On Tue, Apr 28, 2015 at 12:42:42AM +0200, Peter Bruin wrote:
> Hello Bill,
> 
> > However there are things that need to be done.
> >
> > - ZM_sqr should be implemented as well.
> >
> > - gmul or RgM_mul should be changed to call ZM_mul when appropriate.
> 
> The above two points are addressed by the attached patch.  (Note that
> the assumption that A == B in A*B doesn't really seem to simplify either
> the classical algorithm or Strassen's algorithm.  Even the following
> could be reasonable: "GEN ZM_sqr(GEN x) { return ZM_mul(x, x); }" ...)

Applied thanks!
Eventually, the tuning parameter could be different for ZM_mul and 
ZM_sqr, but I do not think so.

> > - the tuning should depend on the size of the coefficients, I think.
> 
> Certainly, for larger coefficients it is advantageous to use Strassen
> multiplication already for smaller matrices.  I haven't yet done any
> good experiments to see how the bound should depend on the maximum
> coefficient size, though.
> 
> > - ideally the program src/test/tune.c should deal with the tuning.
> > This program deal with dependencies between tuning parameters.
> 
> OK, I hope to have some time soon to try to write an addition for
> src/test/tune.c for this.

Do not waste too much time with tune.c. The most important is to find out
how the tuning is affected by the coefficient size.

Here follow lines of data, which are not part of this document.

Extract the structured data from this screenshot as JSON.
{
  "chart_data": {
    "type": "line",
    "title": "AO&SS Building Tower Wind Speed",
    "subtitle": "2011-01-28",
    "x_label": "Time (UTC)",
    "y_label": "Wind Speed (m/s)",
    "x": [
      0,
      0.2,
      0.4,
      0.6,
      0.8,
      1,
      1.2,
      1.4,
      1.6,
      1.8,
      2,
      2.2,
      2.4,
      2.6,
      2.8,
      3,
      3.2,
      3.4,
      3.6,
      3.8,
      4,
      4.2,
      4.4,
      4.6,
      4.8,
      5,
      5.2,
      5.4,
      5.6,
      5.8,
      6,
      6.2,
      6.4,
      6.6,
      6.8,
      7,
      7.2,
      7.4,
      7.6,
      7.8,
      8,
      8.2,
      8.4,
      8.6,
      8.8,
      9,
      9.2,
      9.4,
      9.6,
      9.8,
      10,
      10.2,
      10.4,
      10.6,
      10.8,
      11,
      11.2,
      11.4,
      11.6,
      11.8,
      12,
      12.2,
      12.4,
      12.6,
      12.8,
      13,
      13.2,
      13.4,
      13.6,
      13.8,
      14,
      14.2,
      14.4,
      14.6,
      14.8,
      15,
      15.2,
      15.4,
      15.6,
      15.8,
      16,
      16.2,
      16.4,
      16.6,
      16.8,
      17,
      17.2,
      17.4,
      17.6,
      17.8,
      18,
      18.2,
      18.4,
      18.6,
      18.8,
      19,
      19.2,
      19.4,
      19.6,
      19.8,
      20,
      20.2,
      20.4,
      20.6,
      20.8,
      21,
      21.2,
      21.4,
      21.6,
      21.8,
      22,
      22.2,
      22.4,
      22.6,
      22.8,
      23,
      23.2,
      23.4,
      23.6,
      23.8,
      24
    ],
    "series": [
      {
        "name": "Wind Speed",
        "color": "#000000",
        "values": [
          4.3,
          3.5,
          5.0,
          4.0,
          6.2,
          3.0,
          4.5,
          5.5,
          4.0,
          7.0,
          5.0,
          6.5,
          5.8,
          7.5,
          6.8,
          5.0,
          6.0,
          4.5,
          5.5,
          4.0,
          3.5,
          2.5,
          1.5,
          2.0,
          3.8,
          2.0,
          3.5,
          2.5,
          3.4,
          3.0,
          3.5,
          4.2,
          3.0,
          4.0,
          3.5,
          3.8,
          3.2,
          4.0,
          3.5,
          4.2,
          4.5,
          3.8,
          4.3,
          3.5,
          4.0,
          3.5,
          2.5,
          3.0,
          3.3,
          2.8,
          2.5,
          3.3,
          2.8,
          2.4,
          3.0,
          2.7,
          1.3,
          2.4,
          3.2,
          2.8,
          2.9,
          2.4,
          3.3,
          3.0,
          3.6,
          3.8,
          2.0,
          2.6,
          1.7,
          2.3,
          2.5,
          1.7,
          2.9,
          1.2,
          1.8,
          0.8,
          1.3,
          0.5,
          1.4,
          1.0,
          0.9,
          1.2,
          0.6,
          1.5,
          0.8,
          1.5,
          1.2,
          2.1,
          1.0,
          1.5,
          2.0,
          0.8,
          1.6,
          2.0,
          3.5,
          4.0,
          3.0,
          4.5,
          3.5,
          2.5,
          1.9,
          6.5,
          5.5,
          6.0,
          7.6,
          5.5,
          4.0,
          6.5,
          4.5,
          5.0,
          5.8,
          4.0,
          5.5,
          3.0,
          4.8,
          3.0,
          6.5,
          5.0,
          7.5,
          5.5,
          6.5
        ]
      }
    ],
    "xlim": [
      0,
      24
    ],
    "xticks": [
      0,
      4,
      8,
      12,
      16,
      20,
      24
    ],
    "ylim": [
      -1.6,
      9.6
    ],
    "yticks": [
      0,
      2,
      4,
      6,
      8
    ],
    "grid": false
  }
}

By the way, what matrix size your project is using ?

> > - Most of the code is fairly generic, so maybe there could be a
> > gen_matmul_sw function.
> 
> Indeed, and I actually already have an implementation of exactly this
> function, but it is an older version with awkward conventions for the
> indices.  I will try to update this soon.  (Unfortunately it will be
> hard to tune that one...)

Well, we might let the caller provide the tuning parameter.

Thanks for your contribution!
Bill.